The Ghana Standards Authority (GSA) has shut down two plastic producing companies which are owned by some Chinese nationals.
The companies which were shut down after a swoop exercise by the GSA failed to meet regulatory standards.
The factories which are both operating without the required license are located at Sakaman near Dansoman.
The GSA explained that the factories were also located in residential areas despite the law prohibiting their operations in such places.
The companies are Zheng Hua Feng Limited and L.W.W Waste Plastics Recycling Company Limited
Zheng Hua Feng shares a compound with a church and some houses, posing a huge risk to the workers and residents around because of its heavy wiring and poor ventilation which could easily lead to a fire outbreak.

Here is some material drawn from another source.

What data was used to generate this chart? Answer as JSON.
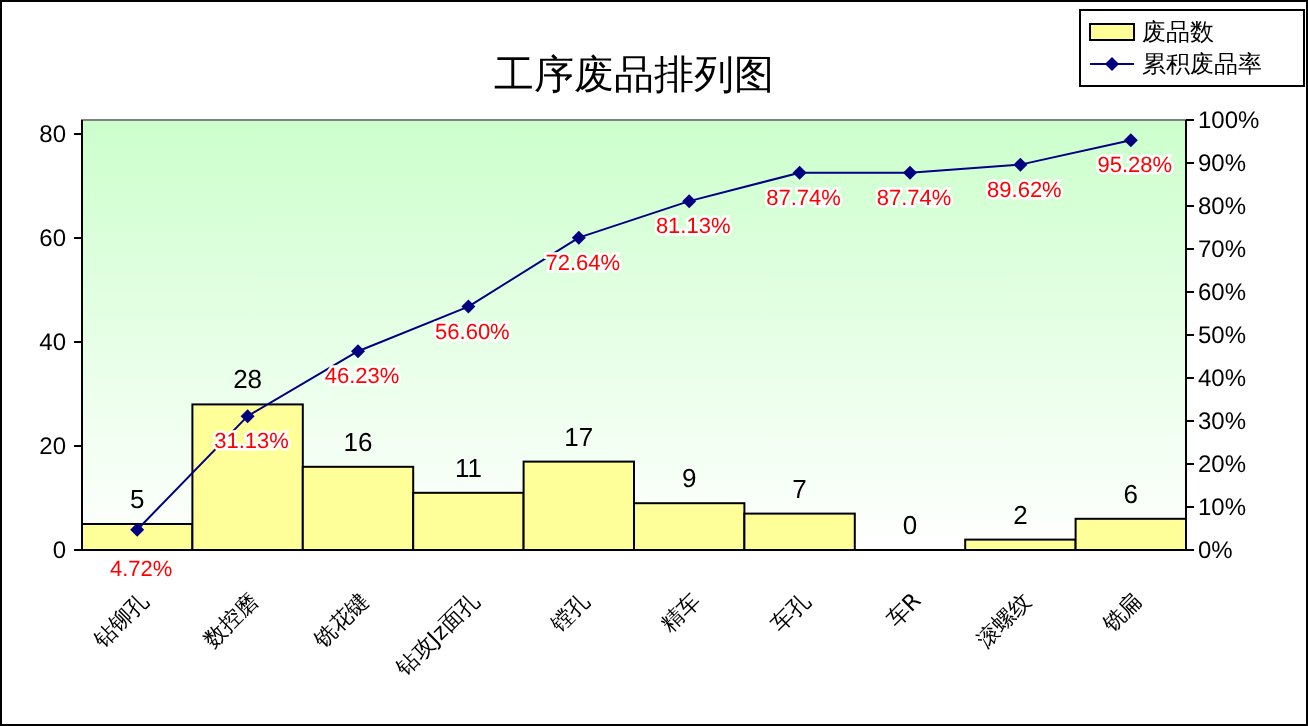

George Kojo Anti , the Business Development Manager of the GSA in an interview News said that the authority has initiated measures to ensure that they were visible countrywide to check some of these irregularities.
He explained that GSA staff did undercover shopping from companies they suspected were not acting in accordance with the law.
According to him, the items are later tested to find out the standard of quality.
“It is by this act that we have discovered the operations of these companies. Our immediate action is to shut them down and hand over the evidence we have on them to the police for subsequent prosecution if the need arises”.
Further interrogation showed that workers at both companies earn very little, some as low as 10 cedis 65 pesewas per day.
George Kofi Anti revealed that one of the owners of the factories has previously been caught operating a similar illegal business under a different company name.
He explains that no such company will go unpunished.
He said the authority’s action was in line with the Standards Act NRCD 173, which mandates the GSA to prohibit the sale of any goods that are not fit for the country.
He added that the country was open for legitimate business and that any organizations that flouted the laws of the country would face the full rigors of the law.
“We are not against companies operating in the country, we only want to make it clear that in order to operate any kind of business in this country it must be one that is within the law because going contrary to the law will result in serious sanctions”.